By Kevin Krummes
Last February, in the dark of the Alaskan winter, the Anchorage Assembly—with the backing of the Mayor—introduced Assembly Ordinance 37, or AO-37. This innocuous sounding bill created an immediate firestorm in Anchorage, pitting labor, who represented city employees, against politicians intent on busting unions.
The proposed ordinance would do the following:
- Base future wage increases on the Consumer Price Index, eliminating wage bargaining.
- Ban strikes, work stoppages, and slowdowns.
- Circumnavigate arbitration by awarding the final say in contract disputes to the Assembly, the same body that passed this legislation.
- Allow “managed competition,” which is code for outsourcing city jobs to private contractors.
After a tumultuous series of public hearings in which the Assembly chambers were jam packed, and with close to a thousand union members and supporters outside in the cold trying to get in, the Assembly on March 26 illegally cut off public testimony, and voted 6 to 5 to pass the ordinance.
Months of legal wrangling ended in August when an Anchorage judge ruled to allow a petition to place the ordinance on the ballot as a referendum. If the unions could get 7,200 signatures, Anchorage voters would decide the issue.
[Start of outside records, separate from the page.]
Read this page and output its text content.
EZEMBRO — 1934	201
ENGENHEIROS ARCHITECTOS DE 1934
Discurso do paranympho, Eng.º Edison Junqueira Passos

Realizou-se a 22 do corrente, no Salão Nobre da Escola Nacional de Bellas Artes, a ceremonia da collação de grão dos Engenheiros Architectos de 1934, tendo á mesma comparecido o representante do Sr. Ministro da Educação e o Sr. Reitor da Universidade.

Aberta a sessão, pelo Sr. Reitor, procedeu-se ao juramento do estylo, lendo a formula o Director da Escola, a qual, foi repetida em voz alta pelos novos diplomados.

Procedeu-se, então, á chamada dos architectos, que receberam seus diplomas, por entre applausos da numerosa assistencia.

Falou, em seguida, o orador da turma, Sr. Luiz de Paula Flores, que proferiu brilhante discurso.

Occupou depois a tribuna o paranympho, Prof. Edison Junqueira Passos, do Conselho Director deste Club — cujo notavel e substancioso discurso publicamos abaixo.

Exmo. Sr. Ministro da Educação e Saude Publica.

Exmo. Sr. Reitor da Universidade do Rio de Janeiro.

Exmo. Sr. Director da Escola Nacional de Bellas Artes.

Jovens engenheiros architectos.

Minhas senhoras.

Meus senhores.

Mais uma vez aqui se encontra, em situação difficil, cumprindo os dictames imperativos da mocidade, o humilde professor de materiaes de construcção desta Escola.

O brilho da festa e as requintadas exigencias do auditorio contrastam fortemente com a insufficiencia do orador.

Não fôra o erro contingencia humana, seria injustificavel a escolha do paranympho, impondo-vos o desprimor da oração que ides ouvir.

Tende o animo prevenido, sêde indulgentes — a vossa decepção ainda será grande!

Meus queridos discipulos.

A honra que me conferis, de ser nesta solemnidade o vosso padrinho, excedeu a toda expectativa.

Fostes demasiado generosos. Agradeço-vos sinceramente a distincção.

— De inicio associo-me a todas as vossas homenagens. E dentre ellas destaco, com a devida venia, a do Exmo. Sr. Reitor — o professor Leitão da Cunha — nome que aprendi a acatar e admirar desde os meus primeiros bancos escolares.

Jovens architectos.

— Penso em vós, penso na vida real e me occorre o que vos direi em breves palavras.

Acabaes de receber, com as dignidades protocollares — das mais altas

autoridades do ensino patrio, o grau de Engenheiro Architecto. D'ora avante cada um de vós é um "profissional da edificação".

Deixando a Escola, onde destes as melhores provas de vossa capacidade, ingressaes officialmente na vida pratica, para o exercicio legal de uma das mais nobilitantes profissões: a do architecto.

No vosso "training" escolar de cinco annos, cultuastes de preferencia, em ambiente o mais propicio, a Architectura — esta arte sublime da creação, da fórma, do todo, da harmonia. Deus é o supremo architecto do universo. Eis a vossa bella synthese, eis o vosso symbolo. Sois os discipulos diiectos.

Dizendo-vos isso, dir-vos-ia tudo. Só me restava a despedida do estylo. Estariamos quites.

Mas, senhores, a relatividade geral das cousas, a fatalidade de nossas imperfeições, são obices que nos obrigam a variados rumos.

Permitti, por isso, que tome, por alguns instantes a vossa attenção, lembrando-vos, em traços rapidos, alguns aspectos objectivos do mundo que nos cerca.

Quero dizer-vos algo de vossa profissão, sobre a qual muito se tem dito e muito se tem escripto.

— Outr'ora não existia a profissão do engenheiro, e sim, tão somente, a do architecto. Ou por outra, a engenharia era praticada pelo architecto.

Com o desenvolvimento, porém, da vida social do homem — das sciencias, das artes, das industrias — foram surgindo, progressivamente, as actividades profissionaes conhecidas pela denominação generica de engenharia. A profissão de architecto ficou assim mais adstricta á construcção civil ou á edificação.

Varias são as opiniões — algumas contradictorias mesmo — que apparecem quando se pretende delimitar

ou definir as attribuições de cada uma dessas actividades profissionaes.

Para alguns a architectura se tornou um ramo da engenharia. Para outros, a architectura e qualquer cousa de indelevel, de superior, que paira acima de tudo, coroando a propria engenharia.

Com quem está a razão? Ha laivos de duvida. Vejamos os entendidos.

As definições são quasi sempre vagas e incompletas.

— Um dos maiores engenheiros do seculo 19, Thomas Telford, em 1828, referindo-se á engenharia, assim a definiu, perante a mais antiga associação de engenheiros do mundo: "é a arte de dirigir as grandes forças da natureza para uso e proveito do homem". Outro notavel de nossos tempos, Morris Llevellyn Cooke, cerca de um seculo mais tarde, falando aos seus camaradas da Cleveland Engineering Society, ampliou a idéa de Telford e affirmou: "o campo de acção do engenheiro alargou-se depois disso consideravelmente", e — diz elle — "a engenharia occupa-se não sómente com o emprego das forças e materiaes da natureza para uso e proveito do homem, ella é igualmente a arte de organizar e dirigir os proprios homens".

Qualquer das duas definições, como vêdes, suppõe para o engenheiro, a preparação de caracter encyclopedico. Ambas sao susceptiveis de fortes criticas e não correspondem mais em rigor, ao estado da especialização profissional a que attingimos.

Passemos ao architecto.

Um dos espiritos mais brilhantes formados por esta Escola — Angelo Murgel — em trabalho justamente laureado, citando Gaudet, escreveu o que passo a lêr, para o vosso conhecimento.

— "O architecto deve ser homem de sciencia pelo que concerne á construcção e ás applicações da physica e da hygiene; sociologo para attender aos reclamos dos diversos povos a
IBEW 1245 got involved after receiving a request from IBEW 1547 in Anchorage for help. IBEW 1245 sent a team consisting of myself, Cruz Serna, and Jaycee Dean. For two weeks we worked alongside our Alaskan brothers and sisters. We canvassed for signatures, went along with an IBEW 1547 organizer on a worksite visit, validated signatures, and entered voter information to be used in the upcoming election, the date of which has not yet been determined.
To see the solidarity among the different unions involved in this fight was remarkable. Much like Prop. 32 stirred up California unions in 2012, AO 37 has galvanized and energized the Alaska labor movement. On Sept. 16, one day before the deadline, a united and determined union front presented the Anchorage City Clerk with over 22,000 signatures, more than three times the needed amount.
Though we three members of IBEW 1245 played but a small part in this action, it was still a great feeling seeing the petitions reach City Hall. And while this battle was won, the war is far from over. With an election now looming, we wish our comrades in Alaska the best in mobilizing against and ultimately defeating this backwards and repressive piece of legislation.